Attestato rischio assicurazioni auto

Contributo di Assicurazioni nel Mondo

Non tutti gli assicurati sanno che dal 3 aprile 2007, cioè da quando il decreto Bersani è stato convertito nella legge n° 40/2007, l’attestato di rischio ha una validità di 5 anni, mentre prima di tale decreto la validità era di 12 mesi (alcune Compagnie la estendevano fino al 18° mese).

Trascorsi i 5 anni senza che sia avvenuta la stipula di una nuova copertura assicurativa, si perde il diritto al mantenimento della classe di merito guadagnata con il sistema del bonus/malus, e si dovrà di conseguenza ripartire dalla classe di ingresso, ovvero la 14°.

L’attestato di rischio è un documento che attesta tutta la storia assicurativa di una persona.

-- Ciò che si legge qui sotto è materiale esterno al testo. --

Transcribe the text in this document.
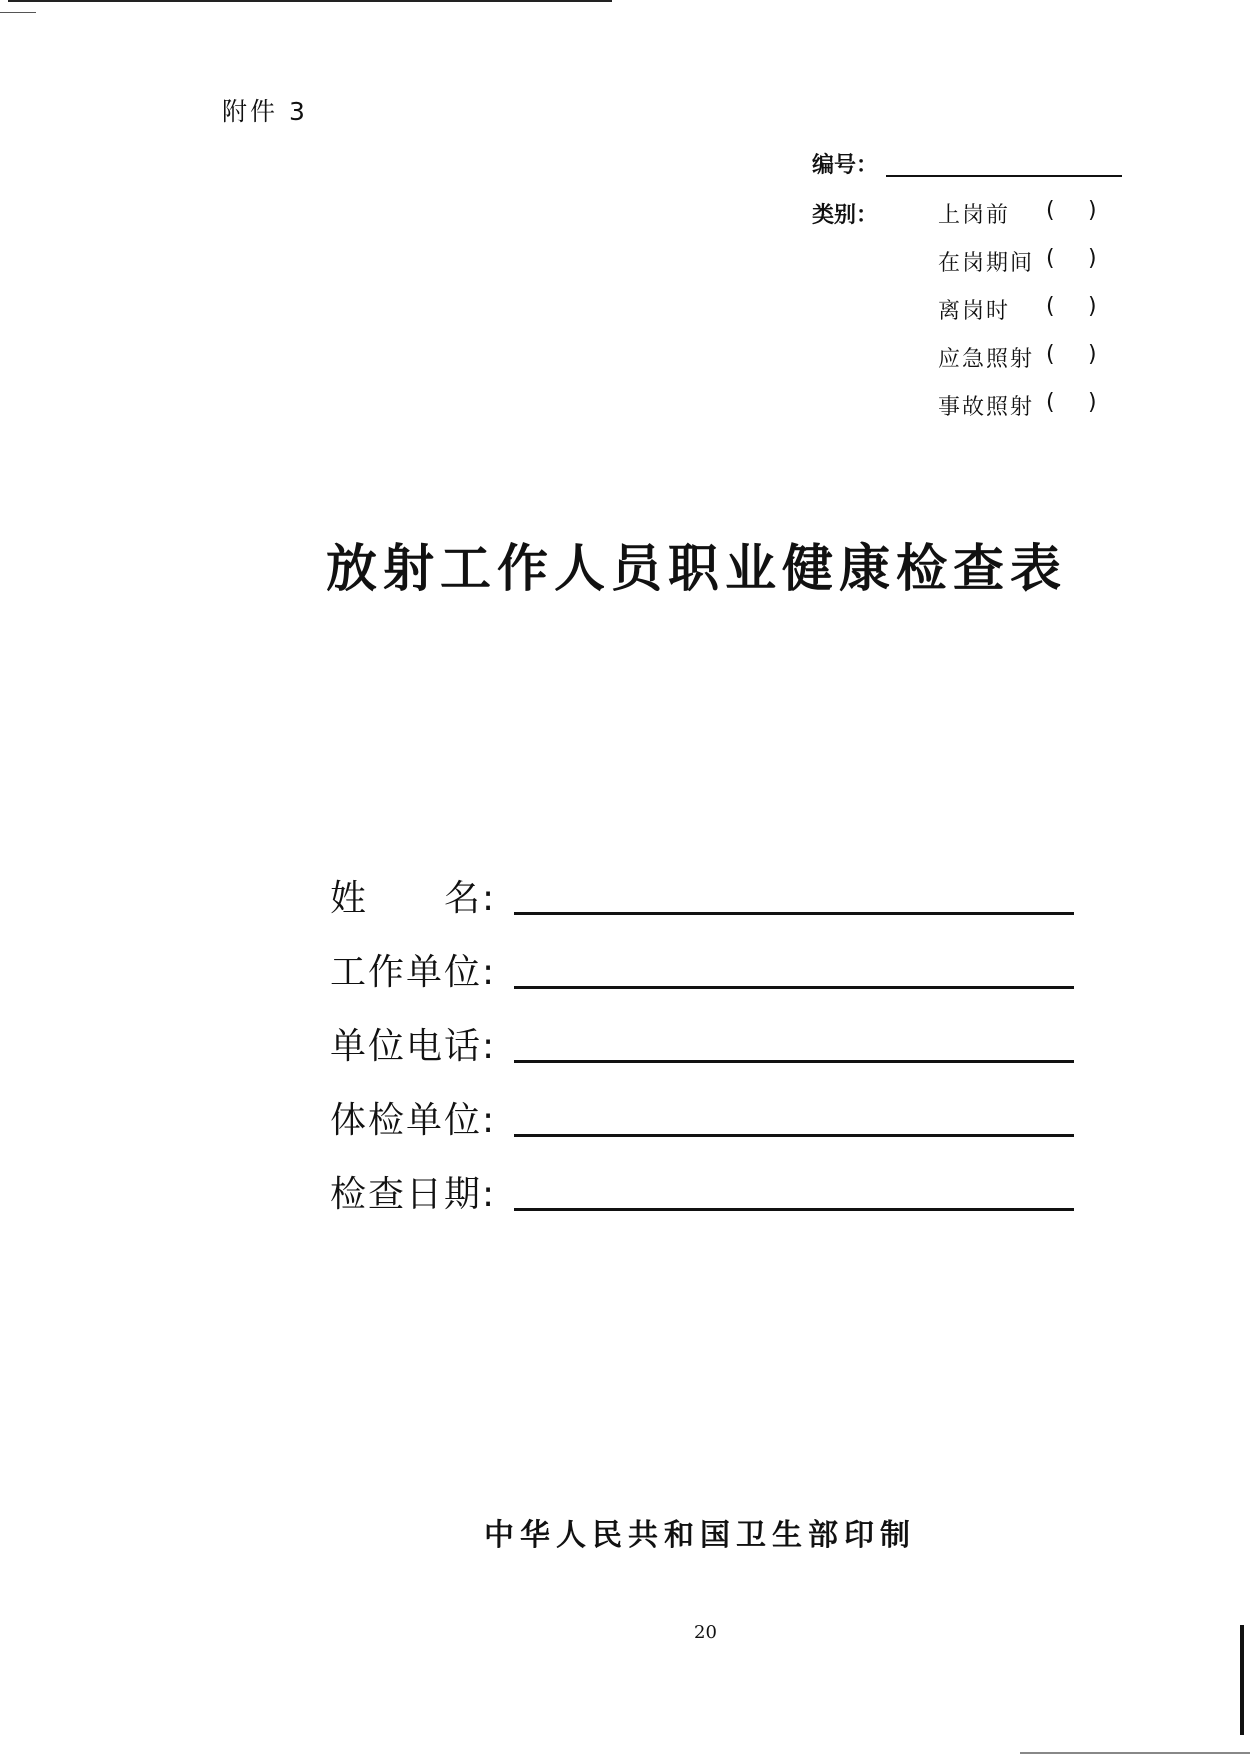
附件 3
编号：
类别：	上岗前 ( )
在岗期间 ( )
离岗时 ( )
应急照射 ( )
事故照射 ( )
放射工作人员职业健康检查表
姓　　名:
工作单位:
单位电话:
体检单位:
检查日期:
中华人民共和国卫生部印制
20
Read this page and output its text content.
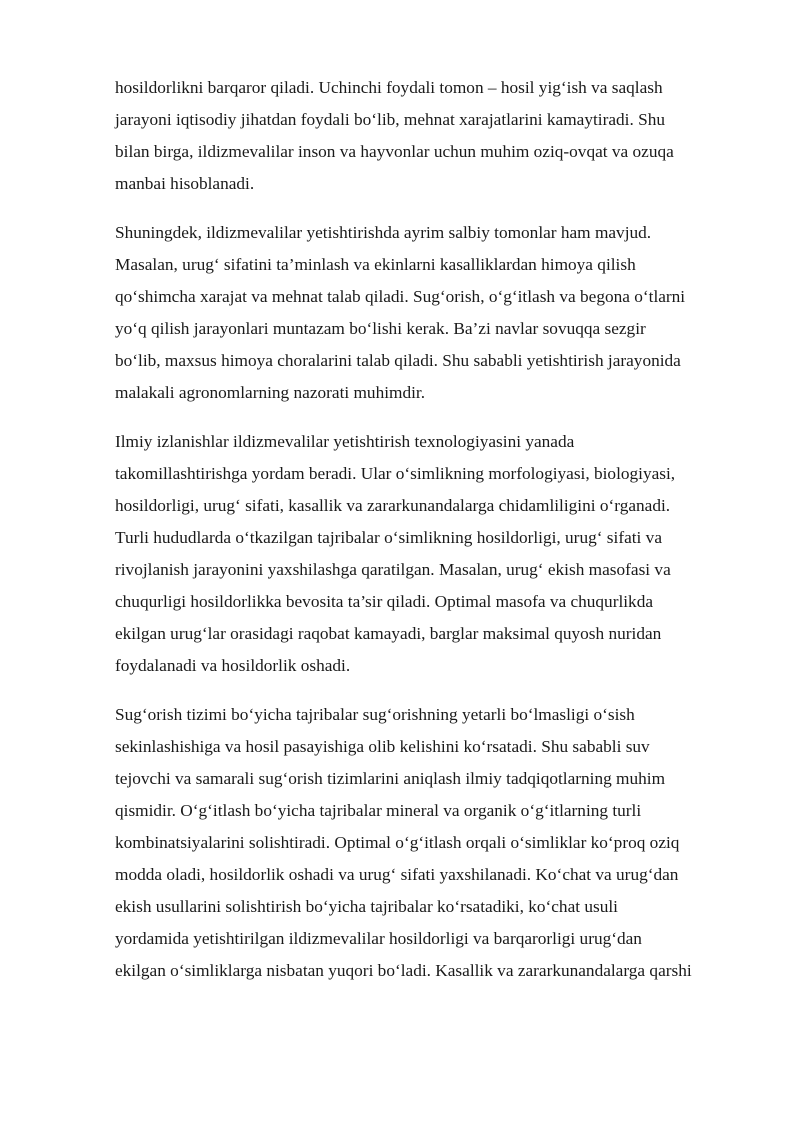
hosildorlikni barqaror qiladi. Uchinchi foydali tomon – hosil yig‘ish va saqlash
jarayoni iqtisodiy jihatdan foydali bo‘lib, mehnat xarajatlarini kamaytiradi. Shu
bilan birga, ildizmevalilar inson va hayvonlar uchun muhim oziq-ovqat va ozuqa
manbai hisoblanadi.

Shuningdek, ildizmevalilar yetishtirishda ayrim salbiy tomonlar ham mavjud.
Masalan, urug‘ sifatini ta’minlash va ekinlarni kasalliklardan himoya qilish
qo‘shimcha xarajat va mehnat talab qiladi. Sug‘orish, o‘g‘itlash va begona o‘tlarni
yo‘q qilish jarayonlari muntazam bo‘lishi kerak. Ba’zi navlar sovuqqa sezgir
bo‘lib, maxsus himoya choralarini talab qiladi. Shu sababli yetishtirish jarayonida
malakali agronomlarning nazorati muhimdir.

Ilmiy izlanishlar ildizmevalilar yetishtirish texnologiyasini yanada
takomillashtirishga yordam beradi. Ular o‘simlikning morfologiyasi, biologiyasi,
hosildorligi, urug‘ sifati, kasallik va zararkunandalarga chidamliligini o‘rganadi.
Turli hududlarda o‘tkazilgan tajribalar o‘simlikning hosildorligi, urug‘ sifati va
rivojlanish jarayonini yaxshilashga qaratilgan. Masalan, urug‘ ekish masofasi va
chuqurligi hosildorlikka bevosita ta’sir qiladi. Optimal masofa va chuqurlikda
ekilgan urug‘lar orasidagi raqobat kamayadi, barglar maksimal quyosh nuridan
foydalanadi va hosildorlik oshadi.

Sug‘orish tizimi bo‘yicha tajribalar sug‘orishning yetarli bo‘lmasligi o‘sish
sekinlashishiga va hosil pasayishiga olib kelishini ko‘rsatadi. Shu sababli suv
tejovchi va samarali sug‘orish tizimlarini aniqlash ilmiy tadqiqotlarning muhim
qismidir. O‘g‘itlash bo‘yicha tajribalar mineral va organik o‘g‘itlarning turli
kombinatsiyalarini solishtiradi. Optimal o‘g‘itlash orqali o‘simliklar ko‘proq oziq
modda oladi, hosildorlik oshadi va urug‘ sifati yaxshilanadi. Ko‘chat va urug‘dan
ekish usullarini solishtirish bo‘yicha tajribalar ko‘rsatadiki, ko‘chat usuli
yordamida yetishtirilgan ildizmevalilar hosildorligi va barqarorligi urug‘dan
ekilgan o‘simliklarga nisbatan yuqori bo‘ladi. Kasallik va zararkunandalarga qarshi
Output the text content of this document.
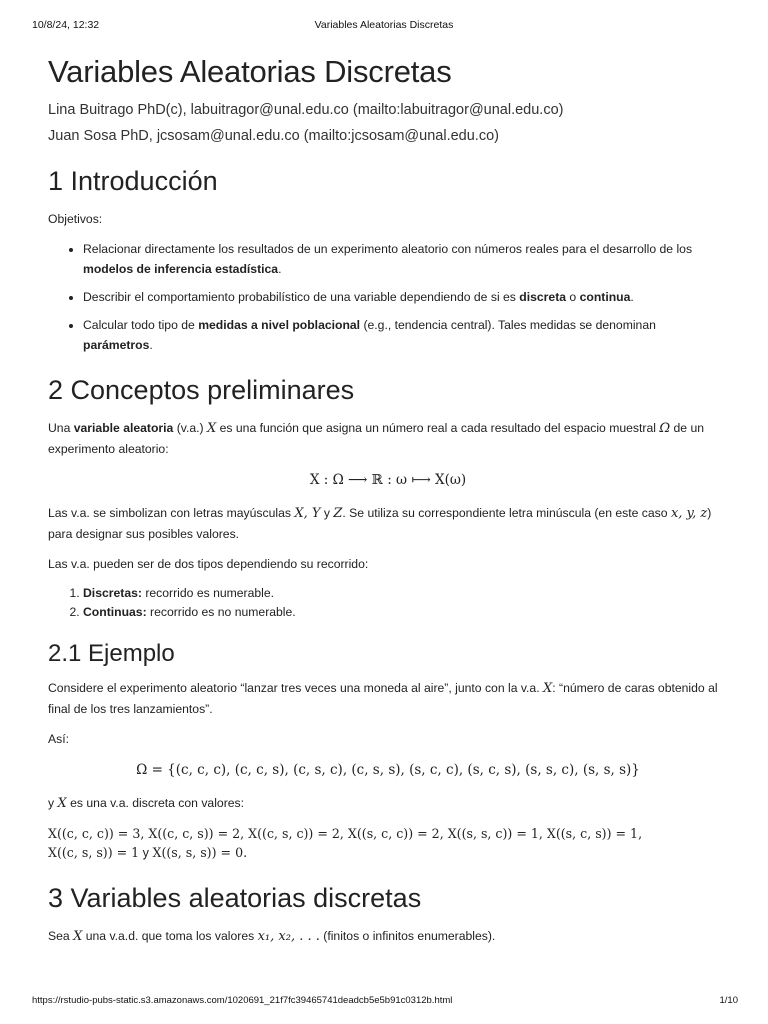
10/8/24, 12:32	Variables Aleatorias Discretas
Variables Aleatorias Discretas
Lina Buitrago PhD(c), labuitragor@unal.edu.co (mailto:labuitragor@unal.edu.co)
Juan Sosa PhD, jcsosam@unal.edu.co (mailto:jcsosam@unal.edu.co)
1 Introducción

Objetivos:

• Relacionar directamente los resultados de un experimento aleatorio con números reales para el desarrollo de los modelos de inferencia estadística.
• Describir el comportamiento probabilístico de una variable dependiendo de si es discreta o continua.
• Calcular todo tipo de medidas a nivel poblacional (e.g., tendencia central). Tales medidas se denominan parámetros.
2 Conceptos preliminares

Una variable aleatoria (v.a.) X es una función que asigna un número real a cada resultado del espacio muestral Ω de un experimento aleatorio:

X : Ω ⟶ ℝ : ω ⟼ X(ω)

Las v.a. se simbolizan con letras mayúsculas X, Y y Z. Se utiliza su correspondiente letra minúscula (en este caso x, y, z) para designar sus posibles valores.

Las v.a. pueden ser de dos tipos dependiendo su recorrido:

1. Discretas: recorrido es numerable.
2. Continuas: recorrido es no numerable.
2.1 Ejemplo

Considere el experimento aleatorio “lanzar tres veces una moneda al aire”, junto con la v.a. X: “número de caras obtenido al final de los tres lanzamientos”.

Así:

Ω = {(c, c, c), (c, c, s), (c, s, c), (c, s, s), (s, c, c), (s, c, s), (s, s, c), (s, s, s)}

y X es una v.a. discreta con valores:

X((c, c, c)) = 3, X((c, c, s)) = 2, X((c, s, c)) = 2, X((s, c, c)) = 2, X((s, s, c)) = 1, X((s, c, s)) = 1,
X((c, s, s)) = 1 y X((s, s, s)) = 0.
3 Variables aleatorias discretas

Sea X una v.a.d. que toma los valores x₁, x₂, . . . (finitos o infinitos enumerables).

https://rstudio-pubs-static.s3.amazonaws.com/1020691_21f7fc39465741deadcb5e5b91c0312b.html	1/10
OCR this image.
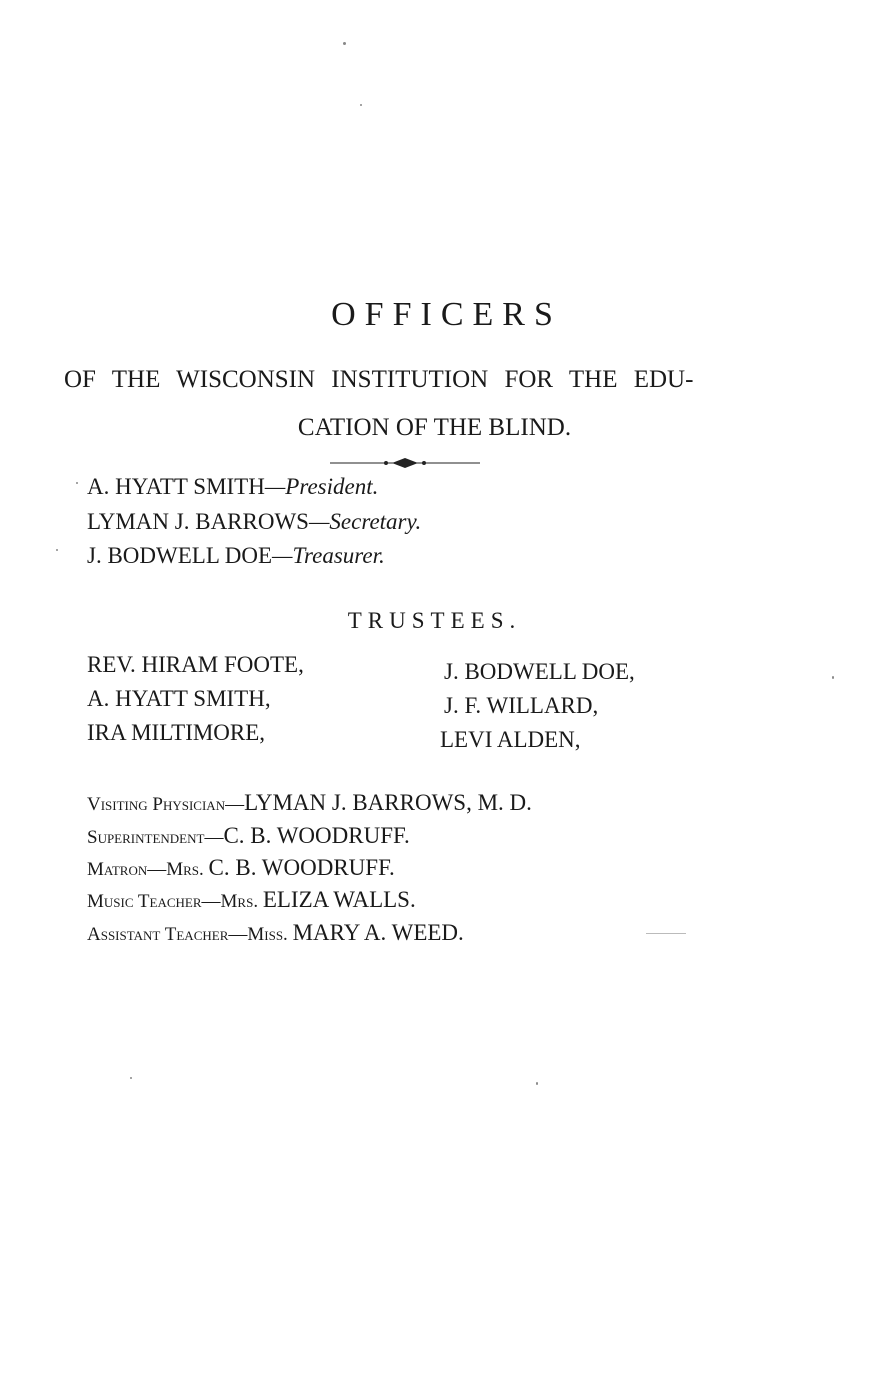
OFFICERS
OF THE WISCONSIN INSTITUTION FOR THE EDU-
CATION OF THE BLIND.
A. HYATT SMITH—President.
LYMAN J. BARROWS—Secretary.
J. BODWELL DOE—Treasurer.
TRUSTEES.
REV. HIRAM FOOTE,
A. HYATT SMITH,
IRA MILTIMORE,
J. BODWELL DOE,
J. F. WILLARD,
LEVI ALDEN,
Visiting Physician—LYMAN J. BARROWS, M. D.
Superintendent—C. B. WOODRUFF.
Matron—Mrs. C. B. WOODRUFF.
Music Teacher—Mrs. ELIZA WALLS.
Assistant Teacher—Miss. MARY A. WEED.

Contiene una tabella indicante le tipologie degli eventuali sinistri causati, subiti o con responsabilità paritaria.

La nuova validità dell’attestato di rischio permette a chi non intende più assicurare un’auto di proprietà, magari perché è stata venduta, data in conto vendita o perché non è più circolante, di conservare l’ultima classe di merito indicata nella sezione CU (Classe Universale).
Il certificato di rischio, infatti oltre alla CU, può contenere anche la cosiddetta “classe interna”, cioè la classe utilizzata dalla compagnia assicuratrice di riferimento, per calcolare il premio da pagare.

Quando un assicurato decide di cambiare società di assicurazione, può stipulare un nuovo contratto contenente una nuova classe di merito interna, ma questo dato rappresenta solo uno dei parametri adottati per calcolare la tariffa dell’assicurazione. Il costo totale della polizza è dato anche dal valore espresso dalla CU: tale valore rimarrà identico a quello indicato nell’ultimo attestato di rischio che ha rilasciato la Compagnia di provenienza.

Per legge, l’attestato di rischio deve essere consegnato all’assicurato tramite servizio postale, almeno 1 mese prima della scadenza annuale della polizza RC auto, allo scopo di permettere a chiunque di comunicare per tempo la disdetta assicurativa e di cambiare Compagnia.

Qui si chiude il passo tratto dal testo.